Gardening Articles: Landscaping :: Trees, Shrubs, & Vines
Hot New Hibiscus
by Karen Dardick
Good news for lovers of hibiscus (H. rosa-sinensis): 200 new varieties of these exotic flowers offer outstanding flower color and size on compact plants. Developed by Charles Black, owner of Topanga Tropicals in Los Angeles, they are easier to grow than other hibiscus, and the flowers are more colorful and longer-lasting.
Depending on the variety, the grafted plants grow 4 to 8 feet tall (grafting keeps them compact). They make excellent container plants, perfect for northern gardeners who grow their hibiscus indoors in winter and outdoors in summer. For gardeners in USDA Hardiness zones 9 and 10, where these small plants are hardy, they fit nicely into perennial borders. These hibiscus will also tolerate a little more shade than their full-sized predecessors.
Many of the varieties have flowers with very dramatic size and coloration.
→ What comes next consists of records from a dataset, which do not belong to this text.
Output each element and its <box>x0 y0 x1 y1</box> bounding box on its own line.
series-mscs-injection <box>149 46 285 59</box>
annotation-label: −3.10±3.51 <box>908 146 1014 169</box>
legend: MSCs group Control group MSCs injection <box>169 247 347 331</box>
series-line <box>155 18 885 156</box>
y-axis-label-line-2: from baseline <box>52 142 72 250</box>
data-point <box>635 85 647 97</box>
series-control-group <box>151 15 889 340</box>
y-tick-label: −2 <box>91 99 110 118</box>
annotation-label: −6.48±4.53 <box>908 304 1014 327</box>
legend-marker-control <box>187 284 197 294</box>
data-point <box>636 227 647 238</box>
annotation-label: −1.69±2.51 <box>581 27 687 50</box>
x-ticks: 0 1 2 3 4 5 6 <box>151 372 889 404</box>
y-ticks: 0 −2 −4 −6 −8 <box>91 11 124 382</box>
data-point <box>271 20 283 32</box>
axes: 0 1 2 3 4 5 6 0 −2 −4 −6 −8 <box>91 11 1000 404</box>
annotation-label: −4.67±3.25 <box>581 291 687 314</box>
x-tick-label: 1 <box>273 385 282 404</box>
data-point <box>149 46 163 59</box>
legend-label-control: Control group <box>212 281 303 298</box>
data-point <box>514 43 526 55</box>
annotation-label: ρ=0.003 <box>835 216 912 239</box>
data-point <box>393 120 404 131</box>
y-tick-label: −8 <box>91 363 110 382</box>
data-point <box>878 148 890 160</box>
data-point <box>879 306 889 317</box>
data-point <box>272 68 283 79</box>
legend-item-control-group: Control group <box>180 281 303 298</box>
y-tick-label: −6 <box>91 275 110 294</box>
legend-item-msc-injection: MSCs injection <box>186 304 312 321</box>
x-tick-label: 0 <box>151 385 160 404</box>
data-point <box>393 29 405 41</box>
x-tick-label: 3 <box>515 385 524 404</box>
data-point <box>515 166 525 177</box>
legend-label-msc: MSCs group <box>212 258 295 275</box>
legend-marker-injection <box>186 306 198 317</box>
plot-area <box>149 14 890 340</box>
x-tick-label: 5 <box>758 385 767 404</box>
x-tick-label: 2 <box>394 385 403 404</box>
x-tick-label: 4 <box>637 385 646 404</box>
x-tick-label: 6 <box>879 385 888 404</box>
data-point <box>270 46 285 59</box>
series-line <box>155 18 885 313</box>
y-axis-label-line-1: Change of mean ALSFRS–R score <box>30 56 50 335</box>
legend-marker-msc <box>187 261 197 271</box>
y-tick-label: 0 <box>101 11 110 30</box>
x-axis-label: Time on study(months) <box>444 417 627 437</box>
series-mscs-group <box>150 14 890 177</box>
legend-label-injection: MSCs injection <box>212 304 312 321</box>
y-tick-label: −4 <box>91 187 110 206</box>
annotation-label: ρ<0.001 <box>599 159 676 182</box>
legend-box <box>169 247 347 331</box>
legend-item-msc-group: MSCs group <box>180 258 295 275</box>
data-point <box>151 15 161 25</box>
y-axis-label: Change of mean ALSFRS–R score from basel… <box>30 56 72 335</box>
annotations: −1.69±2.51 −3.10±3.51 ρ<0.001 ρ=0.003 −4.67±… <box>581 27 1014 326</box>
Some of the most colorful include 'Double Date', with ruffled pink double blooms that resemble camellias; 'Harvest Moon', with bright yellow petals and a clear white throat; 'Lora', with ruffled, red-throated lavender-blue flowers; and 'Donna Lynn', with yellow-lavender-red flowers.
Flowers of some varieties grow to a foot in diameter, although temperature and fertilizer can influence their size and color. Ideal growing temperatures are 60&Deg to 90° F, but in warm weather flower size increases, and yellow or white splotching and other highlights become more visible. In cooler weather, red and orange tones predominate, and markings can disappear. With temperatures above 95° F, flower size shrinks, buds drop, and leaves may turn yellow and fall off.
Like all hibiscus, these new varieties need plenty of water and fertilizer during warm weather. To produce larger, more attractive flowers, Black recommends using a water-soluble fertilizer that's low in phosphorus and high in potassium (10-5-15). During cold conditions, cut back on watering and fertilizing, giving only enough to keep the plants healthy. Use a well-drained potting soil for container plants, and when transplanting, handle the delicate rootball carefully. Control whiteflies and aphids with insecticidal soap or neem oil.